Elle domine ses peurs, ne veut plus se cacher, se faufiler dans les ruelles humides et tendre la main. Elle ne sait plus depuis combien de temps elle est là, sous ce porche, elle ne sait pas si elle y restera longtemps, ses pensées s'embrouillent, elle ne compte plus, des mois, des années peut être.

Sa vie s'entasse dans des sacs en plastique au fond de sa tente d'infortune, d'un côté papiers et vêtements mélangés, de l'autre des objets disparates récupérés aux alentours : assiettes, casseroles, livres, mouchoirs.

Tous les matins, elle ouvre un pan de couverture, étale soigneusement son bric-à-brac sur le trottoir, vente à la sauvage pour quelques centimes, survie au quotidien.

Les familles, les groupes de jeunes, les policiers tolèrent son tipi urbain, ses vieilles couvertures, son bazar hétéroclite. Peut-être les mèches blanches sur son front plissé, ses mains fripées, sa silhouette presque effacée entre les hauts immeubles, chacun passe son chemin, indifférence, pitié, peut-être respect, Marie n'en demande pas plus.

Marie parle peu, le minimum, elle refoule ses pensées, au maximum. Derrière son front plissé, sa souffrance somnole, elle ne veut pas la réveiller. Elle fait taire l'écho lointain de ses souvenirs, sa douleur jour après jour anesthésiée par la solitude, la dureté de sa vie.

Un matin, un rayon de soleil se faufile à travers les couvertures, caresse ses paupières, ses joues ridées. Marie se lève brusquement, prête à refermer sa tente puis, sans savoir pourquoi, elle suspend son geste et se recouche. Marie se détend, accepte cette douce chaleur, s'accorde une pause.

« On dirait le sud », les paroles de cette chanson s'infiltrent malgré elle dans son esprit, elle se surprend à fredonner quelques notes. Cette fois-là, Marie se laisse aller, en apesanteur, légère, elle glisse sans heurts entre les alvéoles de sa mémoire. On dirait le sud, Marseille, le tracé parfait de sa ligne d'horizon les jours de mistral, l'asphalte chaud, l'ombre des ruelles, la mer brillante. Marseille, elle a tellement aimé cette ville de joyeux tumultes, de paroles fortes, de couleurs denses, de paix éphémère.

D'autres notes, d'autres paroles, Marie murmure un air lancinant : « Emmenez-moi au bout de la terre... il me semble que la misère serait moins pénible au soleil... »

Des enfants passent devant sa tente en courant, frôlent l'équilibre instable de son abri. Marie sort de son rêve, redresse les couvertures, retend les ficelles.

Non, la misère est pénible partout, du sud au nord, de ville en ville, de port en port. Marie étale son bazar sur le trottoir, commence sa journée, des heures sans parler. Malgré elle, musiques et refrains ondulent au creux de ses oreilles.

« On dirait le sud, on dirait le sud, on dirait... »

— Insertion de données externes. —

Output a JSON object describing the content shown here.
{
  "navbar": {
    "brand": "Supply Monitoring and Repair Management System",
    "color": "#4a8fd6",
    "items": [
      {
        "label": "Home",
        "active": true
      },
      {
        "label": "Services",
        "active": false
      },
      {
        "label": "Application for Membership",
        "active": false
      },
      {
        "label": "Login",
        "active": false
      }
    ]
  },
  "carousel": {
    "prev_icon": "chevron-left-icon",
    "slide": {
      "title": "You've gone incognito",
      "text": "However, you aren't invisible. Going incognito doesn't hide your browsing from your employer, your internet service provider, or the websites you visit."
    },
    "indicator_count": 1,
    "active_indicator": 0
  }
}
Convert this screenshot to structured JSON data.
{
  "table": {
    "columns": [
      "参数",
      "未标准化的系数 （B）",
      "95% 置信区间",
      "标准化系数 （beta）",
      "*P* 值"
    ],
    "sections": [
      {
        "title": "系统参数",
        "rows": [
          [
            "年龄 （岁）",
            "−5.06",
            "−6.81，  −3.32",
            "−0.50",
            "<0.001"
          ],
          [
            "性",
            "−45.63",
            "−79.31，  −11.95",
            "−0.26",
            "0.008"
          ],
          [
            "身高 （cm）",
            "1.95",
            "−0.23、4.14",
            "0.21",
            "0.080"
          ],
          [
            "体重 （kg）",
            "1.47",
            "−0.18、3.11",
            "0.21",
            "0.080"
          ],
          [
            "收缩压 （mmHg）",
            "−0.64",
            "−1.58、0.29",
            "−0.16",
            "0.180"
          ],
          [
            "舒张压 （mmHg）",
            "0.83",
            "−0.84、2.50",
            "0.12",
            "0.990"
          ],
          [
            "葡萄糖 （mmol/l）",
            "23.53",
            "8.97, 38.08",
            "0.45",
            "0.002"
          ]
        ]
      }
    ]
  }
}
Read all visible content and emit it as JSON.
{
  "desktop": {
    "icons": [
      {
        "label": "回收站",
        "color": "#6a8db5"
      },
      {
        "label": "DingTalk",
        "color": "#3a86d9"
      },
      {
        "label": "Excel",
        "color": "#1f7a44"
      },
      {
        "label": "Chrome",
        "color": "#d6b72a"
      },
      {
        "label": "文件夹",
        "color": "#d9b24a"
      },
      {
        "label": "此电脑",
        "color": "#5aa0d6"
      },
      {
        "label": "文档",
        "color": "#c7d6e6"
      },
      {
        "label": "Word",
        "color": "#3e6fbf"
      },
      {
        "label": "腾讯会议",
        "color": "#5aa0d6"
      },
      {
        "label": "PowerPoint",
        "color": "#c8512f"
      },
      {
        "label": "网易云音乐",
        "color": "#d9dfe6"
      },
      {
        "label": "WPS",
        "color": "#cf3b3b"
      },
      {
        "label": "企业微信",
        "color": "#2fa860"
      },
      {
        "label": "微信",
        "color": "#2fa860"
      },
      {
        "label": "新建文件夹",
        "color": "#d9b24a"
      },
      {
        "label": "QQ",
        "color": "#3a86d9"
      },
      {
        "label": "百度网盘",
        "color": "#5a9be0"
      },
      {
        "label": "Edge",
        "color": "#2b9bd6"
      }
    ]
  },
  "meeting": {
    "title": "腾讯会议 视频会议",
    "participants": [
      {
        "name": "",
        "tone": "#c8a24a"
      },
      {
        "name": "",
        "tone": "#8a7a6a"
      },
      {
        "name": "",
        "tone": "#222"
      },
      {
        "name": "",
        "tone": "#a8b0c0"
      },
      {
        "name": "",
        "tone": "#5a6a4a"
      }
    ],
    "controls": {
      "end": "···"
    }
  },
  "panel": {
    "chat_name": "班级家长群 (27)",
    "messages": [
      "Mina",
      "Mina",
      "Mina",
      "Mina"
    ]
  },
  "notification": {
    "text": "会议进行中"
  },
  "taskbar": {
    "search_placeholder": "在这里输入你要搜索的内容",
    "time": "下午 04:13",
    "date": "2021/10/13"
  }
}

« Misère au soleil, soleil... »

Ce matin-là, entre deux rengaines, Marie s'autorise à penser, à se souvenir, à dérouler son histoire.

Elle voit les images de sa maison, quartier Saint Antoine à Marseille, du figuier dans son petit jardin, du rideau de perles à la porte, des volets bleus fermés au cœur de l'été. Elle entend les voix de ses enfants, brouhaha en continu, gaieté innocente. Pendant des années, elle a camouflé son malaise, ballottée entre inquiétudes, angoisses, elle s'est tue, a supporté les crises, l'humiliation, la vie familiale en déliquescence.

Elle est restée là, avec son courage futile, son entêtement stérile à maintenir un semblant d'équilibre. Juste après l'adolescence, ses deux enfants sont partis, loin de la folie de leurs parents.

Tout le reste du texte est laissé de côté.